Ronnie James Dio: This Is Your Life also features a number of tracks done by ad hoc supergroups. Slipknot/Stone Sour frontman Corey Taylor is backed by his sometime Stone Sour mates Roy Mayorga and Christian Martucci on Dio’s “Rainbow In The Dark”; Deep Purple’s Glenn Hughes and ex-Dio mates Simon Wright, Craig Goldy, Rudy Sarzo, and Scott Warren do Rainbow’s “Catch The Rainbow”; while Lynch Mob’s Oni Logan, Dio’s Rowan Robertson, and others stumble through Dio’s “I.” But, again, both just sound more like someone doing bad Dio karaoke than an original song.
The only one of these supergroup songs that works is when Judas Priest’s Rob Halford joins ex-Dio mates Vinny Appice, Doug Aldrich, Jeff Pilson, and Scott Warren for Rainbow’s “Man On The Silver Mountain.” As with the songs by Halestrom, Doro, and the law firm of Mötorhead & Byford, this cover works well because Halford has such a distinctive voice and is clearly not trying to do his best Dio impression, while the rest of the band are following the same ethos as well.
Then there’s Metallica’s contribution,
“Ronnie Rising Medley,” which has them tearing through the Rainbow songs “A Light In The Black,” “Tarot Woman,” “Stargazer,” and “Kill The King” in nine minutes. Though unlike their previous medleys — like one they did of Mercyful Fate songs for their Garage Inc. album, during which they play snippets of five songs — “Ronnie Rising Medley” is actually them playing a bit of “A Light In The Black” before launching into “Tarot Woman,” and then pausing a second before ripping from “Stargazer” to “Kill The King,” which makes this more like what they did with Black Sabbath’s “Sabbra Cadabra” and “A National Acrobat” on Garage Inc. Which is why — well, along with my love of Metallica — that this track ranks as the album’s highlight.

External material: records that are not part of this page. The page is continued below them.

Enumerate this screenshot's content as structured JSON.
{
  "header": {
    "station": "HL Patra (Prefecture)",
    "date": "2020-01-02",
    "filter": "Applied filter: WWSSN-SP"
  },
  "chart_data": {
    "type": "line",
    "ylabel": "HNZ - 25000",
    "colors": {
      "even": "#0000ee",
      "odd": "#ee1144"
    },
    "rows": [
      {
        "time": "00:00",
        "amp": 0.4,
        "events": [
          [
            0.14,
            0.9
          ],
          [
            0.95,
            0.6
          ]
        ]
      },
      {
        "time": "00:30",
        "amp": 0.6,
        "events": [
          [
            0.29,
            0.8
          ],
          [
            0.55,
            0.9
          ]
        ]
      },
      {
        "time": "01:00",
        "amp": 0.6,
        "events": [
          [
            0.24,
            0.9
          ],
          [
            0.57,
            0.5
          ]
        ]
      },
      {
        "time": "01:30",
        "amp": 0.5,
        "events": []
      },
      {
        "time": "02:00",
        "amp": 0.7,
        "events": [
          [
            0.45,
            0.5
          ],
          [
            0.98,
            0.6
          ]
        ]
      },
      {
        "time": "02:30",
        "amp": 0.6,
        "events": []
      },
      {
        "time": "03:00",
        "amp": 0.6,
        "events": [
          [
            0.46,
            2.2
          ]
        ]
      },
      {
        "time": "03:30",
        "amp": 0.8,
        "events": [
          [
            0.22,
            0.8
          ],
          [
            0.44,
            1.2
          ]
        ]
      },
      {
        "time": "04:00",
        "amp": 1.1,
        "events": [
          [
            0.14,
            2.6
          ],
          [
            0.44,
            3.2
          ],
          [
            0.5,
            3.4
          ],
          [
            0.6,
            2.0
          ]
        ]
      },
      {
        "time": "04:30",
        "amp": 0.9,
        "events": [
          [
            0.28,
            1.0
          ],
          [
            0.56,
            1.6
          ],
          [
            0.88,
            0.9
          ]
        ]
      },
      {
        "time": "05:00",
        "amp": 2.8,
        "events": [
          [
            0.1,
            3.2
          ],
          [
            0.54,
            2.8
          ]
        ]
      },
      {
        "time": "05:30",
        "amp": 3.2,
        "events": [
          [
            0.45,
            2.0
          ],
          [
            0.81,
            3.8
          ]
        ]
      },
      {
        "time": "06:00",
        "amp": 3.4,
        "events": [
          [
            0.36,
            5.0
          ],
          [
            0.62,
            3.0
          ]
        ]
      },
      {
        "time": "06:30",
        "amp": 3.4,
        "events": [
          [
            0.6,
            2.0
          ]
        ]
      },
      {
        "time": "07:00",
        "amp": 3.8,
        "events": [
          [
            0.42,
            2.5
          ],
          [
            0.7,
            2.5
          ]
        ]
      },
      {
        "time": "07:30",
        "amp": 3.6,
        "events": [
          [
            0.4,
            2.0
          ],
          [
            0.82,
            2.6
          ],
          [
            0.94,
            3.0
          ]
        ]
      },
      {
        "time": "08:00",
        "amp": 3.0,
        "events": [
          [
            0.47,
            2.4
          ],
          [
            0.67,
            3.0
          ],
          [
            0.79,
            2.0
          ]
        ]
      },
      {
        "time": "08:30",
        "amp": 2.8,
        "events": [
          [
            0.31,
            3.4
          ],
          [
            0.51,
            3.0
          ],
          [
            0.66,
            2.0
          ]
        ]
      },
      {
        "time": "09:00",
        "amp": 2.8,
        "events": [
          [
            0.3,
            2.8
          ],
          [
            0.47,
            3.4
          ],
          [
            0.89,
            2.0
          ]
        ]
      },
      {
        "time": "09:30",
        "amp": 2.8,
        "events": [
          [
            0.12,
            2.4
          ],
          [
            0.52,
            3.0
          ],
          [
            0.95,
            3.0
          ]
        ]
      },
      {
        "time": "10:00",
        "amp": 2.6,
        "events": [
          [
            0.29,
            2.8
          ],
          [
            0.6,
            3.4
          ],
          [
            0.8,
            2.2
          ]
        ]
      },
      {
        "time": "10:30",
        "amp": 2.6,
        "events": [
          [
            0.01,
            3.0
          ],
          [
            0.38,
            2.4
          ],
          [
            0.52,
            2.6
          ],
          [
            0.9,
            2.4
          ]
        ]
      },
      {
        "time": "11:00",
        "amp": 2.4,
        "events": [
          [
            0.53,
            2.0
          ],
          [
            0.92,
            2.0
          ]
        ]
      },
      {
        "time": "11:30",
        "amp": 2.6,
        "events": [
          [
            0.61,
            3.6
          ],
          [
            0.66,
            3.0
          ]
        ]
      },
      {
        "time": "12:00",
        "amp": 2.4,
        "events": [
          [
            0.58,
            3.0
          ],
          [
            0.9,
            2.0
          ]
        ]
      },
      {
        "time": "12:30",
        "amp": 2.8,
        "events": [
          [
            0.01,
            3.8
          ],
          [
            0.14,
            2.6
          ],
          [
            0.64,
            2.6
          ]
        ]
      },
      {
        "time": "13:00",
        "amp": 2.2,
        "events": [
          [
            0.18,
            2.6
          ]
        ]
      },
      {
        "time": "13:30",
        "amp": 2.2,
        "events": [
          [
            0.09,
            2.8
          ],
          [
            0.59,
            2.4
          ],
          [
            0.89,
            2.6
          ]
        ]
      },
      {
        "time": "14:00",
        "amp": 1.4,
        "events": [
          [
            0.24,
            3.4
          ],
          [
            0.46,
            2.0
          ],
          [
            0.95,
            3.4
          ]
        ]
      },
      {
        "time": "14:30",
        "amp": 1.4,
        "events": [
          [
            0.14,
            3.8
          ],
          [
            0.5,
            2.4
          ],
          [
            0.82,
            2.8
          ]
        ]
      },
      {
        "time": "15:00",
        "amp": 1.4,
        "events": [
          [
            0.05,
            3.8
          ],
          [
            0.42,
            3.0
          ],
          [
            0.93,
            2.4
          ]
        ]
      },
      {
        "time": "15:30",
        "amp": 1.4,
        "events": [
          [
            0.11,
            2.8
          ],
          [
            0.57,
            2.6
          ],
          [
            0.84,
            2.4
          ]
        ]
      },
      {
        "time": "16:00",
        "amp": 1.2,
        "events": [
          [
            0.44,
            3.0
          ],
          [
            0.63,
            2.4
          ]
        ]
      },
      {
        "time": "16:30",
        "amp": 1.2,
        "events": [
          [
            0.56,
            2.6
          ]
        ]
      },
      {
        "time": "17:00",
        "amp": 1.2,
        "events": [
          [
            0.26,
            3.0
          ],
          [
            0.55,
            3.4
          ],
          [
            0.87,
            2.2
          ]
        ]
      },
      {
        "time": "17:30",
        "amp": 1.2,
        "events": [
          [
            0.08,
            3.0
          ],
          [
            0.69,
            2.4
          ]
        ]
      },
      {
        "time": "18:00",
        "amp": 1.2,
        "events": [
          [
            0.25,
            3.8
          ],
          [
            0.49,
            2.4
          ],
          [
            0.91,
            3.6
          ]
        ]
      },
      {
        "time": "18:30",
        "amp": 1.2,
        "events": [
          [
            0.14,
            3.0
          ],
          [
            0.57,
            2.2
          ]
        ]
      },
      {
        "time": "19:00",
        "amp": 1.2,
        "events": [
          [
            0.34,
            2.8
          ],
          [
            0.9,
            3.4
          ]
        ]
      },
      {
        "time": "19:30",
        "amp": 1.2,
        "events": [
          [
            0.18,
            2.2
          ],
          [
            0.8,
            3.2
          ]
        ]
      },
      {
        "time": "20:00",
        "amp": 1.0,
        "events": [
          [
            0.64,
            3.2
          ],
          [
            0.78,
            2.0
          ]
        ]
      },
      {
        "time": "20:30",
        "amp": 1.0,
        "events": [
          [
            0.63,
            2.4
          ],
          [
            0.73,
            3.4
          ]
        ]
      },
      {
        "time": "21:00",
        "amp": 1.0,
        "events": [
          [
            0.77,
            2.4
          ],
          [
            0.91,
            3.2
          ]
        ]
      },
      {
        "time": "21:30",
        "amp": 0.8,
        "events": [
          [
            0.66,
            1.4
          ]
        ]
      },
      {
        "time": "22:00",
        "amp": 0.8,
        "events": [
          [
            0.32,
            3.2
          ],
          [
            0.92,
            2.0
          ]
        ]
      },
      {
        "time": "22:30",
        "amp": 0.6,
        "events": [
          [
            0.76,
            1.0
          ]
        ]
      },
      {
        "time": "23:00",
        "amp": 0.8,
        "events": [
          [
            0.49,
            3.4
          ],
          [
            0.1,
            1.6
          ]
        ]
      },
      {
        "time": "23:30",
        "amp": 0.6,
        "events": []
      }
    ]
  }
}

While Ronnie James Dio: This Is Your Life does a good job of honoring the man, it’s also not hard to imagine what could’ve been if the people behind this had been a bit more adventurous. Dio’s influence went well beyond hard rock and heavy metal, but that’s not represented here. I’m not suggest Katy Perry do a Dio song or Harry Connick, Jr. tackles Rainbow, but nine inch nails’ Trent Reznor and 1000 Homo DJs did a great job with the original Sabbath’s “Supernaut,” I’m sure Reznor and n.i.n. could do justice to “Heaven And Hell” or “Sign Of The Southern Cross.”
It also would’ve been cool if they had gotten Black Sabbath to do a song. Hearing Ozzy Osbourne sing a track from the band’s Dio era would’ve really been something. It’s also sad they couldn’t get his former Rainbow bandmate Ritchie Blackmore on here somewhere or, given Ronnie James Dio’s operatic tone, a song sung by a real opera singer.
Oh, and someone should’ve done an Elf song.
What this does have, however,
is the man himself, who closes Ronnie James Dio: This Is Your Life with the song “This Is Your Life” from his 1996 album Angry Machines. A simple piano and vocal track, this haunting tune is a fitting end to this loving tribute. It’s just too bad that all of the songs on this album aren’t as good.